I come through the back door from an evening walk to find the kids noshing on shrimp alfredo. We wake early and preheat the oven for homemade bread. As the sun rises on a Saturday, puffy beignets are pulled out of hot oil and dusted with powdered sugar.
My man, the chef. Courtesy of quarantine.
Our lives have surely shifted over the last year. You may have once done the grocery shopping, but now your partner orders and picks up. Your spouse may have paid the monthly bills, but you took that over when he picked up a second job. You may have put the kids to bed every night for years, and it’s a joint effort now.
The rhythms we establish in marriage are meaningful and can be comforting. They can also become ruts if we’re not careful.
The outcome of a year of upheaval is that our daily patterns bent, sometimes broke, and we left the deeply grooved trails of routine we once walked.

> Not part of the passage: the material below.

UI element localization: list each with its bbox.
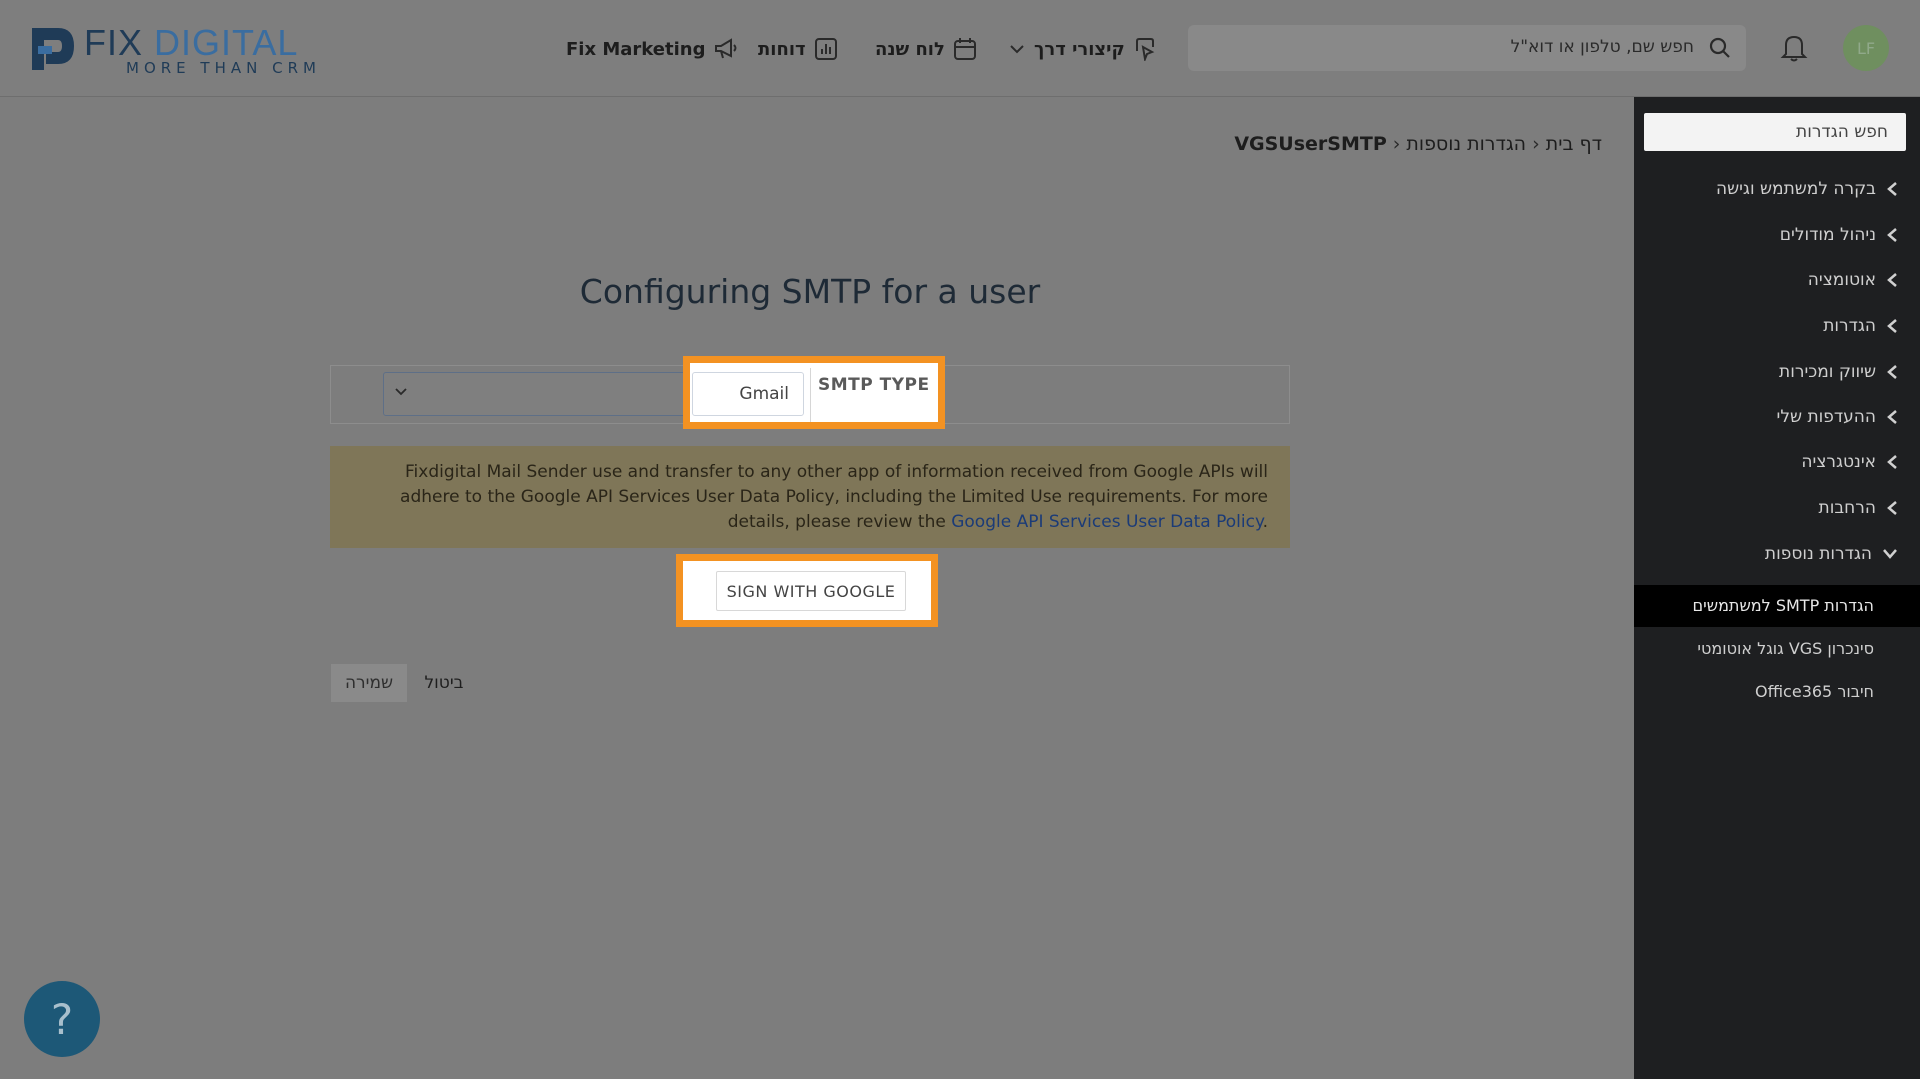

But here’s the thing: we can see that as catastrophe or opportunity.
As you examine the world coming back to a sense of normalcy in 2021—a reflection I have created a guide for, by the way—it may be time for you and your partner to audit your daily rhythms and the shared responsibilities.
Think about breakfast making, carpool, homework help, cleaning, yard work, bill paying, kids’ bedtime, meal making, kitchen clean up, investing, home projects, car maintenance, laundry, doctor’s appointments, grocery shopping, birthday gifting, and date night planning.
Who has traditionally held each of these roles in your family?
Where can responsibility be more equally shared or traded?
What would it look like to transfer control in an area you have long held authority?
What margins could open up for both you and your partner with a new delegation of roles?
After I came in from the walk last night, I got to work cleaning the kitchen. If my guy is going to cook, if my kids are going to clear the table and load the dishwasher, I can certainly wash the pans, set the coffee for the next morning, turn off the lights.
New roles, fresh rhythms, wide margins.